Thursday, December 22, 2016

The News from Facebook Stats

News sources have produced a discussion about fake news and a lot of statistics showing nearly everyone gets their news from Facebook.  Will Oremus from Slate clarified the Pew Research Report that led to the conclusion that "nearly half of the people on Facebook get their news from that platform".  Oremus looked at the report, as should any serious researcher, and came to the conclusion that the report is often incorrectly cited.  Not that many people actually get any news from Facebook, and it looks like he is right for more reasons than he cited.

The report says "social media" is often a source for about 18% of people who use it.  The term social media means Facebook, Twitter and a whole bunch of other sources.  But, the first page of the report also says 56% never, or hardly ever, get their news from social media.  Second, social media postings are often made by news outlets themselves.  If someone subscribes to ABC news on Facebook or Twitter are those people getting their news from the social media or ABC?  ABC writes it, puts video into it and delivers it to outlets.  They are the source of the news.  If I watch ABC News on their website, it is basically the same content, but the delivery vehicle is different.  If I watch it live on TV, or do on-demand TV from FIOS, I still am getting the news from ABC, not FIOS.

Where this becomes more important is with fake news and the responsibility for content on delivery channels.  Fake news is a misnomer.  If I write a story on social media that says "I heard that my cousin went to jail for DUI." Is that fake news if he didn't go to jail?  If a staffer for Hillary Clinton writes that Donald Trump didn't pay any income taxes -ever- and ABC picks that up and writes a story that they have sources that say Donald Trump has never paid income taxes, that is news, but its it fake news?  The difference is in the source of the news.  If one person heard about his cousin going to jail when he didn't, that is an internal family problem.  The ABC story is different because they have a responsibility for the content.  We excuse this too often as news reporting, when publishing a knowingly false story carries legal penalties.  

What complicates this further is state-sponsored news.  The China News outlet says their Navy picked up a drone out in the South China Sea because they thought it might be a navigation hazard for shipping there.  News outlets in the U.S say this drone was seized in international waters in an act that amounts to piracy.  Which story is fake news?  They both are.  State-sponsored news agencies deliver supporting material for narratives, story lines they want us to believe.  Big chunks of our news come from bending news to fit the narrative.  Is that fake news?  You bet it is.

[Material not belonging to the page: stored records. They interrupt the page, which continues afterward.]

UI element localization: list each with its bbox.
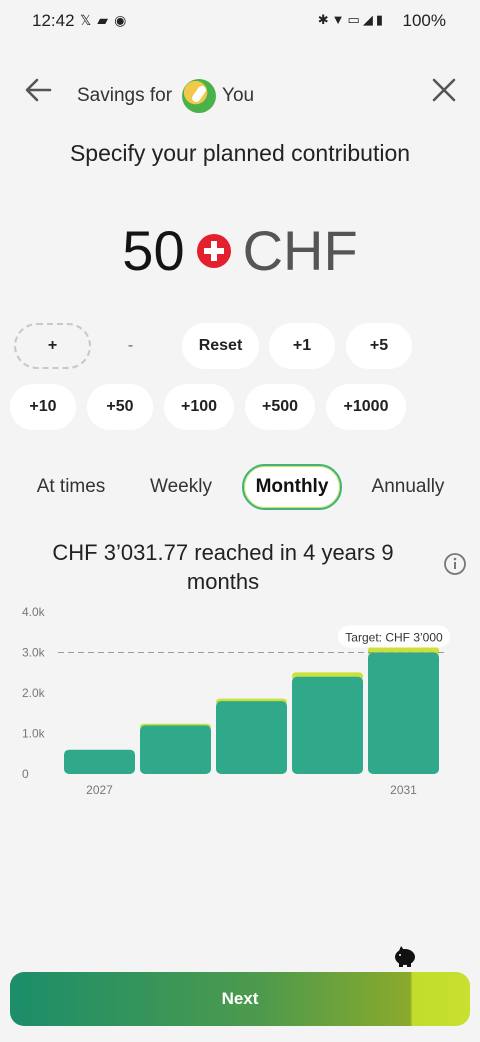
tab-annually[interactable]: Annually: [362, 464, 454, 510]
contribution-heading: Specify your planned contribution: [69, 140, 411, 166]
savings-chart: 4.0k 3.0k 2.0k 1.0k 0 2027 2031 Target: CHF 3’0…: [22, 605, 450, 797]
target-label: Target: CHF 3’000: [345, 631, 443, 645]
add-10-button[interactable]: +10: [10, 384, 76, 430]
reset-button[interactable]: Reset: [182, 323, 259, 369]
add-100-button[interactable]: +100: [164, 384, 234, 430]
goal-summary: CHF 3’031.77 reached in 4 years 9 months: [52, 540, 394, 594]
tab-weekly[interactable]: Weekly: [142, 464, 220, 510]
x-tick-label: 2031: [390, 783, 417, 797]
bar: [368, 652, 439, 774]
amount-currency: CHF: [242, 219, 358, 282]
swiss-flag-icon: [196, 233, 231, 268]
x-tick-label: 2027: [86, 783, 113, 797]
bar: [292, 676, 363, 774]
battery-icon: ▮: [375, 12, 386, 27]
add-500-button[interactable]: +500: [245, 384, 315, 430]
notification-icons: 𝕏▰◉: [80, 12, 132, 29]
title-prefix: Savings for: [77, 85, 173, 106]
bar: [64, 749, 135, 774]
y-tick-label: 3.0k: [22, 646, 46, 660]
app-icon: ◉: [114, 12, 133, 28]
amount-value: 50: [122, 219, 185, 282]
avatar: [182, 79, 217, 113]
add-50-button[interactable]: +50: [87, 384, 153, 430]
signal-icon: ◢: [362, 12, 376, 27]
page-title: Savings for You: [77, 79, 254, 113]
tab-at-times[interactable]: At times: [28, 464, 114, 510]
add-1-button[interactable]: +1: [269, 323, 335, 369]
x-icon: 𝕏: [80, 12, 98, 28]
battery-percent: 100%: [402, 11, 446, 30]
y-tick-label: 0: [22, 767, 29, 781]
info-icon[interactable]: [443, 552, 467, 576]
wifi-icon: ▼: [331, 12, 348, 27]
bookmark-icon: ▰: [97, 12, 115, 28]
amount-display: 50 CHF: [0, 218, 480, 283]
tab-monthly[interactable]: Monthly: [242, 464, 342, 510]
status-time: 12:42: [32, 11, 75, 30]
system-icons: ✱▼▭◢▮: [318, 12, 386, 28]
piggy-bank-icon: [395, 946, 415, 967]
arrow-left-icon[interactable]: [22, 74, 54, 106]
decrease-button[interactable]: -: [92, 323, 169, 369]
next-button[interactable]: Next: [10, 972, 470, 1026]
status-bar: 12:42 𝕏▰◉ ✱▼▭◢▮ 100%: [0, 0, 480, 44]
y-tick-label: 4.0k: [22, 605, 46, 619]
add-1000-button[interactable]: +1000: [326, 384, 406, 430]
y-tick-label: 1.0k: [22, 727, 46, 741]
volte-icon: ▭: [347, 12, 363, 27]
add-5-button[interactable]: +5: [346, 323, 412, 369]
bar: [140, 725, 211, 774]
close-icon[interactable]: [428, 74, 460, 106]
title-user: You: [222, 85, 255, 106]
bar: [216, 701, 287, 774]
increase-button[interactable]: +: [14, 323, 91, 369]
y-tick-label: 2.0k: [22, 686, 46, 700]
bluetooth-icon: ✱: [317, 12, 332, 27]
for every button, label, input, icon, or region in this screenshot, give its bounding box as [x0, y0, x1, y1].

The Presidential election reminds me that news outlets used to be better at detecting and reporting the real story and not the narrative bending news.  They have lost that ability and the trust of their readers because they just do what Facebook does, conveying what they hear about my cousin and Donald Trumps taxes, without checking on the real story.  Now the Russians come along and hack the Democratic National Committee, releasing that information to the public. Are those emails fake news?  No, they aren't.  A good investigative report might have discovered the inconsistencies of what both parties said in public and what they said in private.  As it is, we have only ourselves to blame for only having one side of that story.